Ująłem jego twarz w dłonie i powoli zacząłem sunąć opuszkami palców po opuchniętej skórze. Policzek był nadal czerwony od ciosu, który mu zadałem.
- Aleś ty się dzisiaj nacierpiał… Jedna bójka, druga, a teraz ja… Przepraszam – pocałowałem go w obolały policzek, który był niewyobrażalnie gorący.
- Jeżeli miałem to znieść, żeby zrozumieć, że to tobą powinienem był interesować się od samego początku i zabiegać o ciebie w sposób, w jaki cała reszta absztyfikantów próbuje cię zdobyć… - uśmiechnął się i cmoknął mnie jeszcze raz. – Opłacało się - jego uśmiech był zaraźliwy. Moje kąciki ust również podjechały ku górze.
- Wiesz… może to i lepiej, że wybiłeś się z tego tłumu… Przynajmniej cię dostrzegłem i teraz masz mnie na własnoś… - zaciąłem się. – Zaraz, zaraz… A ty w ogóle chcesz być ze mną? Czy to tylko taki chwilowy romans?
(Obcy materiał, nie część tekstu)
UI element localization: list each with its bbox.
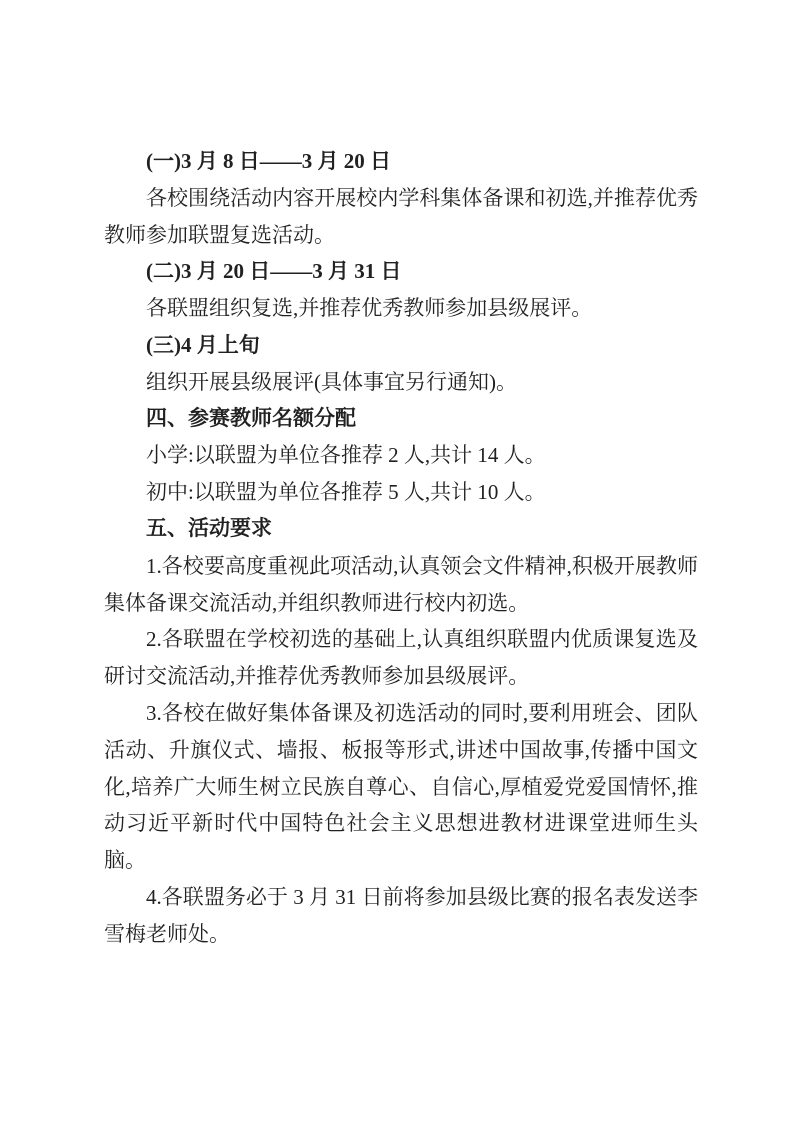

- Kocham cię, Kyou-chan – pogładził mnie po włosach. – I nie marzę o niczym równie mocno, jak o tym, żeby być z tobą – przytuliłem się do niego mocno. Przez chwilę tak trwaliśmy, dopóki się nie odezwałem:
- Więc mnie sobie przywłaszczasz, tak?
- To nie tak! – tysięczny raz chciał już zacząć mnie przepraszać, ale uprzedziłem go.
- Przecież tylko żartuję! – spojrzałem na niego z politowaniem, a ciemnowłosy odetchnął głęboko. – Więc mnie kochasz, tak?
- Tak – przytaknął i ponownie się uśmiechnął.
- A mocno? – droczyłem się z nim.
- Najmocniej na świecie! – zapewnił, na co ja zaśmiałem się krótko.
- A chciałbyś mi to jakoś okazać… fizycznie? – Shiro ściągnął brwi w niezrozumieniu.
- Nie wiem, o co ci chodzi… - przyznał. Westchnąłem i jeszcze bardziej rozsunąłem przed nim nogi.

- Kochałeś się kiedyś z facetem? – upewniłem się.